This Is Nowhere explores the zany, postmodern subculture of travelers who wander the country in RVs, camping in Wal-Mart parking lots. You heard right: camping at Wal-Mart. About 7 million Americans roam the country in motor homes and trailers. Wal-Mart, evidently, has smelled their purchasing power — and welcomed them to overnight in store parking lots, secure in the knowledge that money not spent at a KOA often ends up in their cash registers.
The film allows the RV-ers at a Wal-Mart in Missoula, Montana, to speak for themselves, and the result is 87 minutes of raw, sometimes hilarious, sometimes disturbing commentary about contemporary American values. We meet a gold miner, a former NASA engineer, and a retired Sears promotions manager who marvels at being able to exchange endlessly (10 times and counting) defective Wal-Mart canvas sneakers and memorably recounts burying his dead cat in a Wal-Mart parking lot in Mexico.

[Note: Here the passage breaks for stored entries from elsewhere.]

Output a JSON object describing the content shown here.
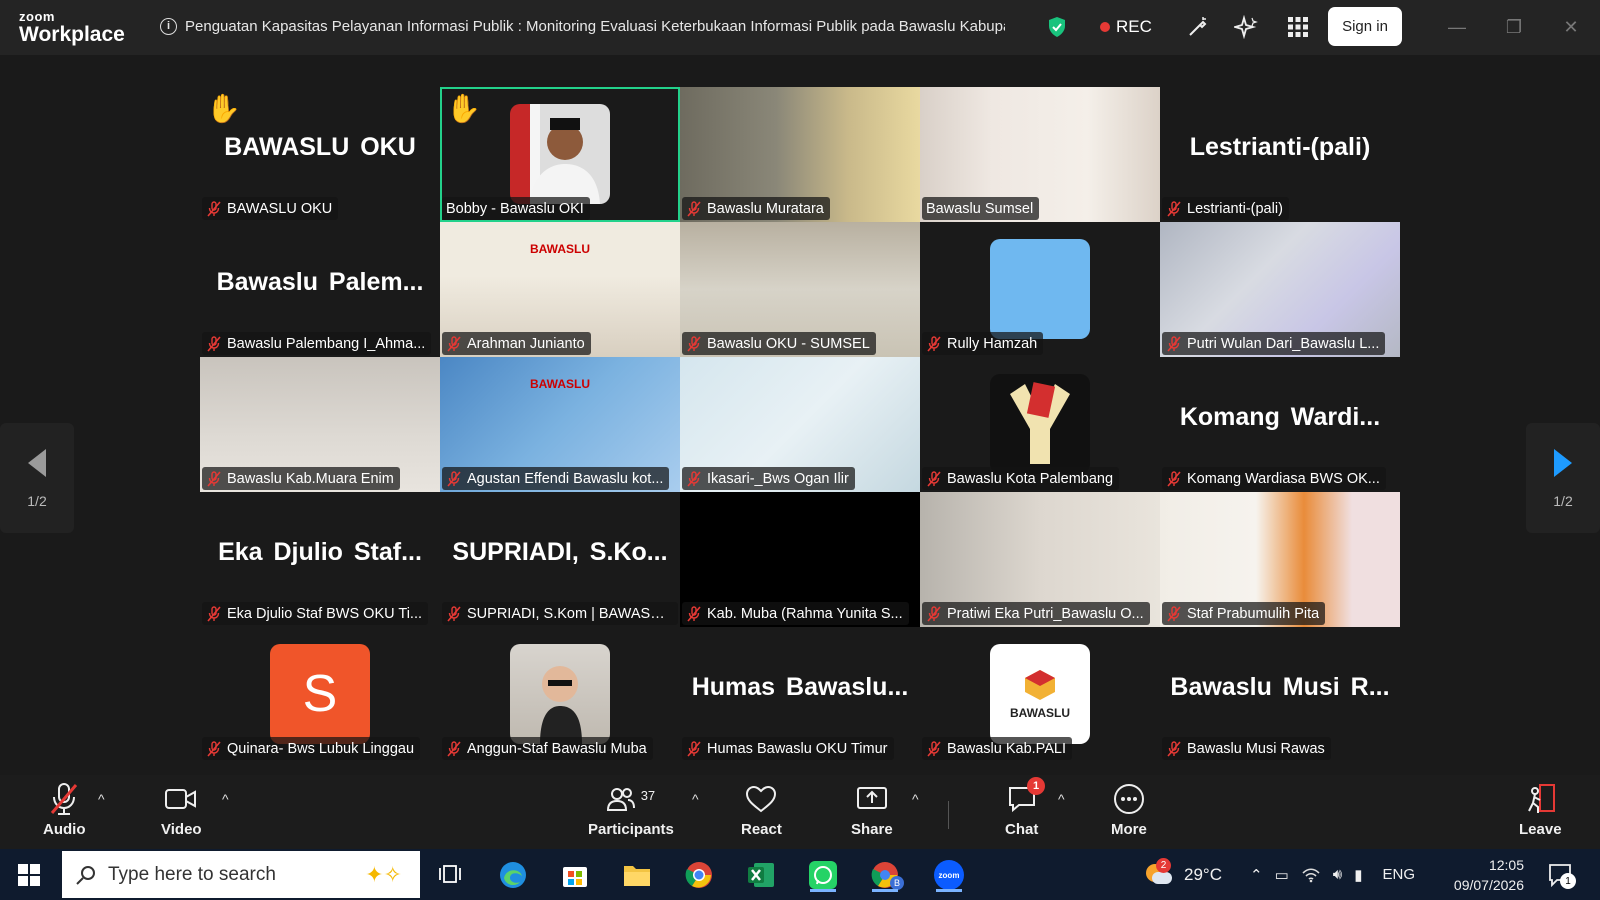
{
  "window": {
    "brand_top": "zoom",
    "brand_bottom": "Workplace",
    "meeting_title": "Penguatan Kapasitas Pelayanan Informasi Publik : Monitoring Evaluasi Keterbukaan Informasi Publik pada Bawaslu Kabupaten",
    "rec_label": "REC",
    "sign_in": "Sign in",
    "accent_green": "#23d18b",
    "rec_red": "#e53935"
  },
  "pager": {
    "left_page": "1/2",
    "right_page": "1/2"
  },
  "tiles": [
    {
      "label": "BAWASLU OKU",
      "big": "BAWASLU OKU",
      "hand": true
    },
    {
      "label": "Bobby - Bawaslu OKI",
      "hand": true,
      "active": true,
      "muted": false
    },
    {
      "label": "Bawaslu Muratara"
    },
    {
      "label": "Bawaslu Sumsel",
      "muted": false
    },
    {
      "label": "Lestrianti-(pali)",
      "big": "Lestrianti-(pali)"
    },
    {
      "label": "Bawaslu Palembang I_Ahma...",
      "big": "Bawaslu Palem..."
    },
    {
      "label": "Arahman Junianto",
      "banner": "BAWASLU"
    },
    {
      "label": "Bawaslu OKU - SUMSEL"
    },
    {
      "label": "Rully Hamzah"
    },
    {
      "label": "Putri Wulan Dari_Bawaslu L..."
    },
    {
      "label": "Bawaslu Kab.Muara Enim"
    },
    {
      "label": "Agustan Effendi Bawaslu kot...",
      "banner": "BAWASLU"
    },
    {
      "label": "Ikasari-_Bws Ogan Ilir"
    },
    {
      "label": "Bawaslu Kota Palembang"
    },
    {
      "label": "Komang Wardiasa BWS OK...",
      "big": "Komang Wardi..."
    },
    {
      "label": "Eka Djulio Staf BWS OKU Ti...",
      "big": "Eka Djulio Staf..."
    },
    {
      "label": "SUPRIADI, S.Kom | BAWASLU...",
      "big": "SUPRIADI, S.Ko..."
    },
    {
      "label": "Kab. Muba (Rahma Yunita S..."
    },
    {
      "label": "Pratiwi Eka Putri_Bawaslu O..."
    },
    {
      "label": "Staf Prabumulih Pita"
    },
    {
      "label": "Quinara- Bws Lubuk Linggau",
      "avatar_letter": "S"
    },
    {
      "label": "Anggun-Staf Bawaslu Muba"
    },
    {
      "label": "Humas Bawaslu OKU Timur",
      "big": "Humas Bawaslu..."
    },
    {
      "label": "Bawaslu Kab.PALI",
      "logo_text": "BAWASLU"
    },
    {
      "label": "Bawaslu Musi Rawas",
      "big": "Bawaslu Musi R..."
    }
  ],
  "toolbar": {
    "audio": "Audio",
    "video": "Video",
    "participants": "Participants",
    "participants_count": "37",
    "react": "React",
    "share": "Share",
    "chat": "Chat",
    "chat_badge": "1",
    "more": "More",
    "leave": "Leave"
  },
  "taskbar": {
    "search_placeholder": "Type here to search",
    "weather": "29°C",
    "weather_badge": "2",
    "language": "ENG",
    "time": "12:05",
    "date": "09/07/2026",
    "notif_badge": "1",
    "chrome_profile": "B"
  }
}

The campers express similar motivations: wanderlust and a desire to see the natural beauty of America. Indeed, the backdrop for the film is the forested skyline of the Sapphire Mountains. Punctuating the irony of the RV-ers’ journeys from one identical box store to another, however, the film ends with a montage of Missoula’s strip culture, which might as well be Anywhere — or Nowhere — USA.